If New Zealand's red meat industry was a schoolchild, it would be the C+ pupil, Federated Farmers meat and fibre chairwoman Jeanette Maxwell reckons.

While it had massive potential, it also had issues with concentration and did ''not play well with others'', she said.

A call for greater co-operation was a central message of Federated Farmers' discussion paper which has outlined options for reform of the industry.

The paper was released last month to members for feedback which closed yesterday and has now been publicly released.

''While we fight each other, we're missing the point that global protein competition comes from white meat,'' Mrs Maxwell said.

The OECD-FAO expected world meat exports to increase by 19% by 2022 so the need for reform had never been clearer, she said.

Last year, the OECD-FAO said meat prices would remain high in real terms over the next decade. That was due to changing market market fundamentals of slower production growth and stronger demand and it represented the opportunity that New Zealand had.

Federated Farmers had given the industry plenty of time to reform itself but, with falling stock numbers and more attractive land-use options, ''we have to get off the sidelines'', she said.

''This is what our paper is about. It has generated discussion internally among our members but now is the time to take that discussion wider into the media, academia, as well as with the analysts.''

Federated Farmers was not yet plumping for a preferred option.
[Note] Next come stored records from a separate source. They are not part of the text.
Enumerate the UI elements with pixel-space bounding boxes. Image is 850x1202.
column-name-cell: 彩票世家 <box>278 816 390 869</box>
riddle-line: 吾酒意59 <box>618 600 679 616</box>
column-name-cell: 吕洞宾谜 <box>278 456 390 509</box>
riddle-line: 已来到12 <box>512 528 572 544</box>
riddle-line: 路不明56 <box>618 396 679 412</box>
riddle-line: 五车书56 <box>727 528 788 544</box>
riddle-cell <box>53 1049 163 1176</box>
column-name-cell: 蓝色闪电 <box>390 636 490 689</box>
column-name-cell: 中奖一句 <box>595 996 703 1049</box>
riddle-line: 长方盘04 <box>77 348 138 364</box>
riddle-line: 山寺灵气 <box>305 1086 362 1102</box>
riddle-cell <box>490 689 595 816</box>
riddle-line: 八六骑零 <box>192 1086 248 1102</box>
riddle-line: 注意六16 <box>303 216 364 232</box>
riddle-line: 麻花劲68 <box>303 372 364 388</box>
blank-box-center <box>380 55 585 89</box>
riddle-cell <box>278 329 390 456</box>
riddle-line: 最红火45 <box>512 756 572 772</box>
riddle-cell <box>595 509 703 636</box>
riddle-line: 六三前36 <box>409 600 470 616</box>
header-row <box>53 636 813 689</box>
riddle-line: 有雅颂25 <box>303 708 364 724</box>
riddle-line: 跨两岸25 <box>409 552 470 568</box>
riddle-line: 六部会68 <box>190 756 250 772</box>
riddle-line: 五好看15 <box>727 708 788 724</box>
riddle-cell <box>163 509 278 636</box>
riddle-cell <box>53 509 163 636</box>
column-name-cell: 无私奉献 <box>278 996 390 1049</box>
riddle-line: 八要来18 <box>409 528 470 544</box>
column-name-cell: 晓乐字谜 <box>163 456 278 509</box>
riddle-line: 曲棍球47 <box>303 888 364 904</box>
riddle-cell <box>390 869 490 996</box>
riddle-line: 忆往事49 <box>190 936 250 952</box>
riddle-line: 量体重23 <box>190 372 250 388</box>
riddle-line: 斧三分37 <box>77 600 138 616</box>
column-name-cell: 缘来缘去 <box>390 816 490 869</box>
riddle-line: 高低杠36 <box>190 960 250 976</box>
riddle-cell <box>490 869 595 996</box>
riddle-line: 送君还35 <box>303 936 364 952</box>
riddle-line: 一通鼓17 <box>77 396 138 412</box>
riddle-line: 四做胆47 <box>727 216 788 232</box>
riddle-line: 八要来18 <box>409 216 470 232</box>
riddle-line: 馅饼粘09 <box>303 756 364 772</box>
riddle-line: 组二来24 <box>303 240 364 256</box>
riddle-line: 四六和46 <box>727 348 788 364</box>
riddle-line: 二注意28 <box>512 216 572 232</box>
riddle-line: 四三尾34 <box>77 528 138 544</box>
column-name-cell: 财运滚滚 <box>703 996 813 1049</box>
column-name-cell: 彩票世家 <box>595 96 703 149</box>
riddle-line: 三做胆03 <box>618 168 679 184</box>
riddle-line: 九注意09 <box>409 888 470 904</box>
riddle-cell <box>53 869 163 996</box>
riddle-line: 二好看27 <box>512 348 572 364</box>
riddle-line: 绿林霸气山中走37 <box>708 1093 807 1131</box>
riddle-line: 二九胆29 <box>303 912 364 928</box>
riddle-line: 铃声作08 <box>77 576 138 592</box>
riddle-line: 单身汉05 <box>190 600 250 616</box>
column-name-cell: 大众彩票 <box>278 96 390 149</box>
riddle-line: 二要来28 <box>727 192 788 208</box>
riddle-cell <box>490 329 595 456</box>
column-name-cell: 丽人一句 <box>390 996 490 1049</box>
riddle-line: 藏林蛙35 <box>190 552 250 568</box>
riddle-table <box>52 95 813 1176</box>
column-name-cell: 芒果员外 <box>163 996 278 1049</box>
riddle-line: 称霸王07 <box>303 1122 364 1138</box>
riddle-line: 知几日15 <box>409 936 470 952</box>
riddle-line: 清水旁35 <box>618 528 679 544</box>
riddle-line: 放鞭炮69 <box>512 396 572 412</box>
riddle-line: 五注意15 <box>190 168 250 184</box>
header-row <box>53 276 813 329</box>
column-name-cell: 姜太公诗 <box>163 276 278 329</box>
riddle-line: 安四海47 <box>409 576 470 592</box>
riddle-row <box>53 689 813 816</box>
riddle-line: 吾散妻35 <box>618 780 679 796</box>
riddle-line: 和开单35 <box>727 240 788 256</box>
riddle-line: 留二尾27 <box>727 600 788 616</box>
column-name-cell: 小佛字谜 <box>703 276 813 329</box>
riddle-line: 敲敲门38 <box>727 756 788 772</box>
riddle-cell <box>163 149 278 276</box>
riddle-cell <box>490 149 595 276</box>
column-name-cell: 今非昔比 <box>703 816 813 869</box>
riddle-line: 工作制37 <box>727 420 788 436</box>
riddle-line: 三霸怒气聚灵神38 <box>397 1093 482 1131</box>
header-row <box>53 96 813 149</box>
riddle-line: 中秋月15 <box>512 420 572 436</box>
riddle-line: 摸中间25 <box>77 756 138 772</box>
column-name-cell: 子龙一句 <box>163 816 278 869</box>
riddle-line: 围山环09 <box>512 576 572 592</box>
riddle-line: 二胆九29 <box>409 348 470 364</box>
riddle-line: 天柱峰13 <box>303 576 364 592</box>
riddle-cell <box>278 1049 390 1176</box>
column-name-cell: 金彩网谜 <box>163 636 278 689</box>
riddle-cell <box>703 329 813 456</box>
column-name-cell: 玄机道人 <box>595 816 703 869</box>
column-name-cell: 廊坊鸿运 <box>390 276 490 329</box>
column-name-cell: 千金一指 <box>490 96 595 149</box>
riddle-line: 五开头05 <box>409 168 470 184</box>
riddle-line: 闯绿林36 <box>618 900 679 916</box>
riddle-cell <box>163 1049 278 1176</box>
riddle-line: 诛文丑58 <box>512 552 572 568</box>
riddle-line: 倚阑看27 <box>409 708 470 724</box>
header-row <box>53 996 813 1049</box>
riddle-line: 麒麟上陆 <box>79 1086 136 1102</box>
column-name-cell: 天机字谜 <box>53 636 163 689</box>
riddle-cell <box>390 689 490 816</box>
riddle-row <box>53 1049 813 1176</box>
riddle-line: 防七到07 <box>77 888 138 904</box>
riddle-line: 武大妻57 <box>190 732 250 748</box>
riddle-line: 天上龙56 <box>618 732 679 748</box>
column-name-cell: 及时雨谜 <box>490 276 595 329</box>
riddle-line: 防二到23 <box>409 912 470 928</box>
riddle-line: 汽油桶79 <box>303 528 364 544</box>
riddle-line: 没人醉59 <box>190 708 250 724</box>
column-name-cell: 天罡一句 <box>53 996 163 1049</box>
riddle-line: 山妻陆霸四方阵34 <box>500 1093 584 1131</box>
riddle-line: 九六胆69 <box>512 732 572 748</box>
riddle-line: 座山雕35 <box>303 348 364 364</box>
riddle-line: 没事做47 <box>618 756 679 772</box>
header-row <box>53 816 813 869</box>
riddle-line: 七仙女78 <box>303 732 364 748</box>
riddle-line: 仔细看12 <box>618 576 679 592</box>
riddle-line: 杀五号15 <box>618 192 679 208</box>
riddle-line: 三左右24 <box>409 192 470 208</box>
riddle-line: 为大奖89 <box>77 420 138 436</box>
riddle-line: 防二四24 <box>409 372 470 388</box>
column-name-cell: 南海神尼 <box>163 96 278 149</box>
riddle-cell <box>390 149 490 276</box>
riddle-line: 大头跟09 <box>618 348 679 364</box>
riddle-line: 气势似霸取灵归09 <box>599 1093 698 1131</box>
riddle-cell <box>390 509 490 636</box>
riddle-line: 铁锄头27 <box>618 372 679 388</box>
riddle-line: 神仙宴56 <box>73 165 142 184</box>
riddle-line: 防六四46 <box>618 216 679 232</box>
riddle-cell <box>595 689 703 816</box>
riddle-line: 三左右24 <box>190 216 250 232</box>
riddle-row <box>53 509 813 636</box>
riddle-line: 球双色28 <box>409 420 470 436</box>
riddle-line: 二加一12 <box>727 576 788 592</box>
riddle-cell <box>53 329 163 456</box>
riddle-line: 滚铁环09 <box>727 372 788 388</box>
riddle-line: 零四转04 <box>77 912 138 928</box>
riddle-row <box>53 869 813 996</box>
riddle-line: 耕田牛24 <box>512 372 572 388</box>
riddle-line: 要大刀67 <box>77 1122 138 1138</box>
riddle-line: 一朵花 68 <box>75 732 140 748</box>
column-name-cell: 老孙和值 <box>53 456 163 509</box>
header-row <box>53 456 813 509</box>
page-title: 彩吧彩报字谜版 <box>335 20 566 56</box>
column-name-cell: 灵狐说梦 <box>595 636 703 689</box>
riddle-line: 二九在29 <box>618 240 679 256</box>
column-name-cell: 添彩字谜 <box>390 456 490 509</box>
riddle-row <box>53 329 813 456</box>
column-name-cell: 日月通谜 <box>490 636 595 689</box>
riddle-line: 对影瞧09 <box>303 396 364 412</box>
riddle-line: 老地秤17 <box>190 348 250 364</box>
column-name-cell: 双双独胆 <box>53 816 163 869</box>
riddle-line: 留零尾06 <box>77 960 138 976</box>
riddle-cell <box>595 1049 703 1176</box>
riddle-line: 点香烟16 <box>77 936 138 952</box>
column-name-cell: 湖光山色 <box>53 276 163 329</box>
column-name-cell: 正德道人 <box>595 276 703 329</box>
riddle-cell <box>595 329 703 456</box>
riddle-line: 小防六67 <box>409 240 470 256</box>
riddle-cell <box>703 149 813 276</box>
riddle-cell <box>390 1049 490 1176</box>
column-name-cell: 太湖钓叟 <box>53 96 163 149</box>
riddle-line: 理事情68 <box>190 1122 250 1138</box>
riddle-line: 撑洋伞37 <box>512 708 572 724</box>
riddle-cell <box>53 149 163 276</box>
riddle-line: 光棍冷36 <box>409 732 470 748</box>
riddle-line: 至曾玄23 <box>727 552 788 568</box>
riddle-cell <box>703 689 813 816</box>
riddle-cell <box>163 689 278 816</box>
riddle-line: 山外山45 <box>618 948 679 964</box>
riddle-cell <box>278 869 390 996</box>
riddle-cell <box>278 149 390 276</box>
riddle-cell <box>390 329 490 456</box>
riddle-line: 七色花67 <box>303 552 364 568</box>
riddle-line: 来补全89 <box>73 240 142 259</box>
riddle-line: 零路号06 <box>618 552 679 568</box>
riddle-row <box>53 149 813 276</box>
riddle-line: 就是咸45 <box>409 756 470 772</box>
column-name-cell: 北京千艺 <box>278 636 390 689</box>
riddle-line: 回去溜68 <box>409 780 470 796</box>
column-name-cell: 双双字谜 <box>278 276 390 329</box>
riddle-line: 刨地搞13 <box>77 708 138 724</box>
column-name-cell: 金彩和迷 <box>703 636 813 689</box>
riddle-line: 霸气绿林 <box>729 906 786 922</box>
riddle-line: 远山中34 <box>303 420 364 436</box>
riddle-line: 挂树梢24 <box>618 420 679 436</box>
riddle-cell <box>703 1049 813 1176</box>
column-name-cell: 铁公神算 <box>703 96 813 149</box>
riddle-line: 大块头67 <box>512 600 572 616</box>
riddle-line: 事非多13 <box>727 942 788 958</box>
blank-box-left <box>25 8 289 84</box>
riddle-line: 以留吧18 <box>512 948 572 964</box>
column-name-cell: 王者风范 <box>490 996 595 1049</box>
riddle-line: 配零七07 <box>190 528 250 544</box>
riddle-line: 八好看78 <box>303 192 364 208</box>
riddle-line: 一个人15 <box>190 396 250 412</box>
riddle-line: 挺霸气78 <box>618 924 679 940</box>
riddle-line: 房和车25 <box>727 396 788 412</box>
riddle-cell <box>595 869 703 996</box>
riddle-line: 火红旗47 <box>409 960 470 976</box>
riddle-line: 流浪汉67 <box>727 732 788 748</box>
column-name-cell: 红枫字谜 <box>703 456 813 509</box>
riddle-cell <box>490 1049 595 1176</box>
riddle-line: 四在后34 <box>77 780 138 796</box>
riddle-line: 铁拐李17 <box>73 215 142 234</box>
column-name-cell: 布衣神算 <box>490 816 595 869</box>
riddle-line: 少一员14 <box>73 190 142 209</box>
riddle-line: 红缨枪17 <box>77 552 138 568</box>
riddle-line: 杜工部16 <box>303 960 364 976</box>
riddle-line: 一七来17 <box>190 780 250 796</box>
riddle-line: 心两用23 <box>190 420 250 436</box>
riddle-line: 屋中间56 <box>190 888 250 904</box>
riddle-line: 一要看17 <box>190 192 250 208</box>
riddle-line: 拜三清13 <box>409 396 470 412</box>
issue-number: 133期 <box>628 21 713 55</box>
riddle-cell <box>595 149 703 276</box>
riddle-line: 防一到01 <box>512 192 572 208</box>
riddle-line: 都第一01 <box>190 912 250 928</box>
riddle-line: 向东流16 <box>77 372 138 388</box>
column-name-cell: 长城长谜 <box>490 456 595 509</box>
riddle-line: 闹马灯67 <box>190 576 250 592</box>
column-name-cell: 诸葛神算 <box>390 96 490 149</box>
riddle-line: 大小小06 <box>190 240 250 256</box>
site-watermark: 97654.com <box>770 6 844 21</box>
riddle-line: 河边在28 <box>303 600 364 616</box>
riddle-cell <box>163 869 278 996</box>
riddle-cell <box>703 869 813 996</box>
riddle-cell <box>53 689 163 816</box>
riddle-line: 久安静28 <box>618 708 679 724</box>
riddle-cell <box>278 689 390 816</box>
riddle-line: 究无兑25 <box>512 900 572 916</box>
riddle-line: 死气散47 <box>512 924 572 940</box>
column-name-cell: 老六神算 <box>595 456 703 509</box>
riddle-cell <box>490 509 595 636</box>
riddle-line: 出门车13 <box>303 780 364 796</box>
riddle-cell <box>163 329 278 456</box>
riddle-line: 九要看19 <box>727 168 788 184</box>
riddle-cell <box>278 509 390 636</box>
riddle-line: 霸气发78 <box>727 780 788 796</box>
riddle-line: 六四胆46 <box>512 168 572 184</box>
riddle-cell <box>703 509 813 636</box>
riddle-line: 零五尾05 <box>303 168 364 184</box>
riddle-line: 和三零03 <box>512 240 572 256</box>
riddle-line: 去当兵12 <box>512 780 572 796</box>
It wanted to be informed by feedback from its members and from the wider industry, she said.

Southland-based co-operative Alliance Group has issued a new share prospectus and investment statement.

Yesterday, company secretary Danny Hailes said the company had reviewed its prospectus last year and the new document was registered with the Companies Office last month.

As a result, a new investment statement had been issued, which was available to any prospective shareholder and existing shareholders who wanted to take on more shares. The offer, for ordinary nominal value shares of $1 each, was continuous.

Alliance Group stopped issuing shares while the prospectus was being reviewed. It had fielded inquiries over the last ''year or so'' from people wanting shares in the company.

Its yield quality contract was an example where suppliers needed to be shareholders to participate in it, Mr Hailes said.

The company would this week be making contact with those people who had expressed an interest in shares. Application forms could be obtained from the company's corporate office in Invercargill.